TaKorean on Urbanspoon
White Gazpacho ($8, white grape, cucumber, marcona almond) and Barcat Oyster Chowder ($8, Benton's bacon)
Rappahannock River Oysters ($2 each, sweet and buttery from Topping, VA)
Air Mail ($10, aged rum, honey, lemon, sparkling wine) and Expats Only ($11, Green Hat Summer Gin, creme de pamplemousse, lime, angostura bitters)
After that, we couldn't resist some tacos from TaKorean. These too were excellent and a great afternoon snack! We tried chicken, pork, and steak with a variety of slaw and sauce combinations. I am not sure that we could have gone wrong with anything.

TaKorean on Urbanspoon
Our tacos (along with some steamed pork buns from Toki Underground and treats from Salt & Sundry)
We ended our Union Market afternoon with purchases of cheeses from Righteous Cheese and breads (challah and cheddar buns) from Lyon Bakery, both of which were to complement our evening beverages; and of course, we couldn't pass up some unreal bacon from Harvey's Market. The cheeses and breads didn't last long into the evening as they seemed to go very well with all alcohol, and we used the bacon as the protein in a brunch strata (see recipe below).

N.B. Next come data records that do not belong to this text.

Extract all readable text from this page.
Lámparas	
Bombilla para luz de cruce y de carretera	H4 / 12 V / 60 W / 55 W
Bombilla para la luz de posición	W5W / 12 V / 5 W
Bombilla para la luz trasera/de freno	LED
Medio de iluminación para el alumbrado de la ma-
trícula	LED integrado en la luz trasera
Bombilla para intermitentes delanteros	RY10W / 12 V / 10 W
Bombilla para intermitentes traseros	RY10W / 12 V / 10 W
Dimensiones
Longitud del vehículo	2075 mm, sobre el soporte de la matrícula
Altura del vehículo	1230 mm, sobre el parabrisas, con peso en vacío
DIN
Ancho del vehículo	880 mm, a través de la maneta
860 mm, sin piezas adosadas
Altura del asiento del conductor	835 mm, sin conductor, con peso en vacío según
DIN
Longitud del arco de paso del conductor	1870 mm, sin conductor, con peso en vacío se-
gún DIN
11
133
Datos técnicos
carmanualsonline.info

Yup. Union Market. If you in D.C. and you are anything like me, go there.

PSB's Christmas Morning (Or Any Morning Of The Year) Strata
Ingredients

  • 1 lb. bacon, cooked and crumbled
  • 8 eggs
  • 10 sliced of bread, cubed
  • 3 cups milk
  • 2 cups shredded cheddar
  • 2 cups fresh mushrooms
  • 1 lb. fresh spinach, cooked and drained
  • 2 tablespoons butter
  • 1 tablespoon dry mustard
  • 2 teaspoons basil
  • 1 teaspoon salt

Directions
The night before you plan to eat this delightful dish:

  • Grease 13X9 baking dish.
  • Beat eggs in large bowl.
  • Add other ingredients; mix well.
  • Spoon into baking dish.
  • Cover; refrigerate overnight. 

The morning you plan to eat this delightful dish:

  • Preheat oven to 350 degrees Fahrenheit.
  • Bake dish for 60 minutes.
  • Insert knife into center; if clean, it is done.